Patient with ALS communicates love of Tool through brain implant

A patient with ALS has made an unusual request. He asked to hear the new Tool album using an implant put inside him to help communicate better with his family and young son. The implant is the first of its kind.

“The neurological disease destroys the nerves that control movement,” comes a report from, “and most patients die within five years of diagnosis. When a person with ALS can no longer speak, they can use an eye-tracking camera to select letters on a screen.”

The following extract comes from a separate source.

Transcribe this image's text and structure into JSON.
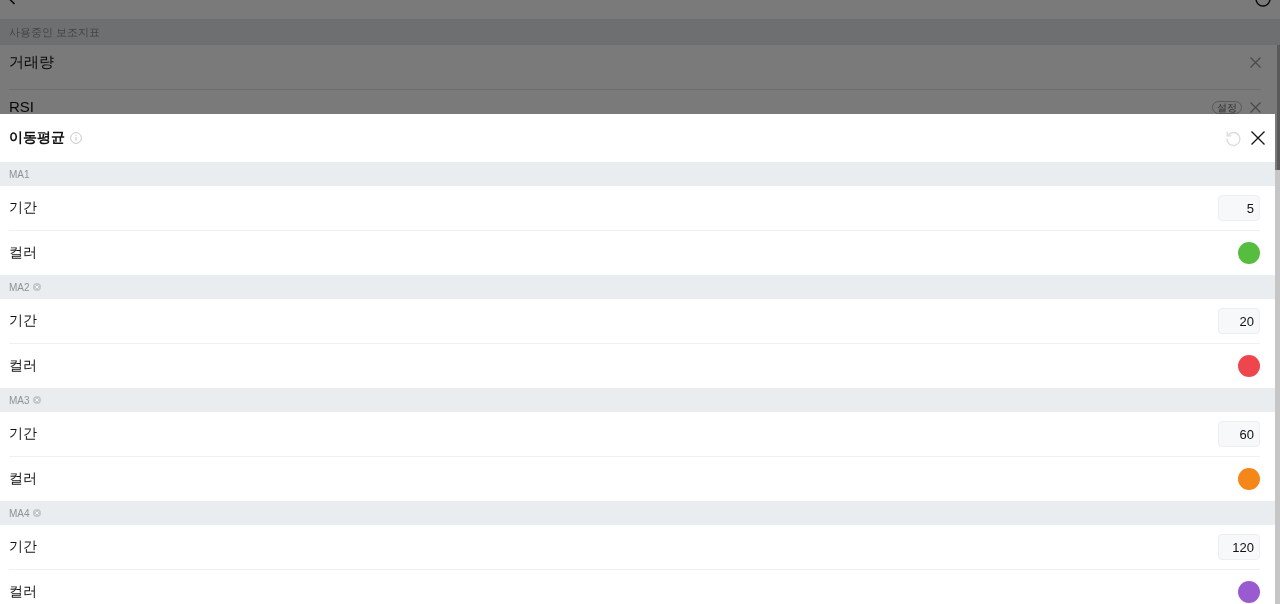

The 36-year-old patient began by working closely with a research team at the University of Tübingen, around the year 2018. He was still able to communicate by moving his eyes and informed the team that he wanted an implant in order to maintain some form of communication with his young son. Consent was provided by the patient’s wife and sister. He has lost facial movement since that time, making him the first known patient who can communicate with complete paralysis of his body.

But the implants has been a success of sorts, as the patient has been able to communicate such sentiments as what food he wishes to eat, how much he loves his son, and what songs he wants to listen to. Although it has not been announced to the public, the album is likely 2019’s Fear Inoculum, which would have been played loud for the patient. The album is known for its loud, uncompromising and jagged dynamics. The patient cannot communicate without help from the implant.

Tool have announced their intentions of releasing ‘Opiate²’, a re-working of the tune heard on the Opiate EP. They have also announced a short film which will be released on Blu-ray in March. The projects coincide with the 30th anniversary of their 1992 EP, and the re-imagined tune will be longer than the original version. The extended rendition may form part of the band’s upcoming live show and stagecraft.

The band formed in 1990, creating a new form of rock for the decade ahead, and they have maintained the main core lineup since the mid-1990s. Adam Jones has been in the orbit since the beginning with bandmates Danny Carey and Maynard James Keenan, and Justin Chancellor replaced their original bassist Paul D’Amour in 1995. The band have toured and recorded consistently with the same lineup since.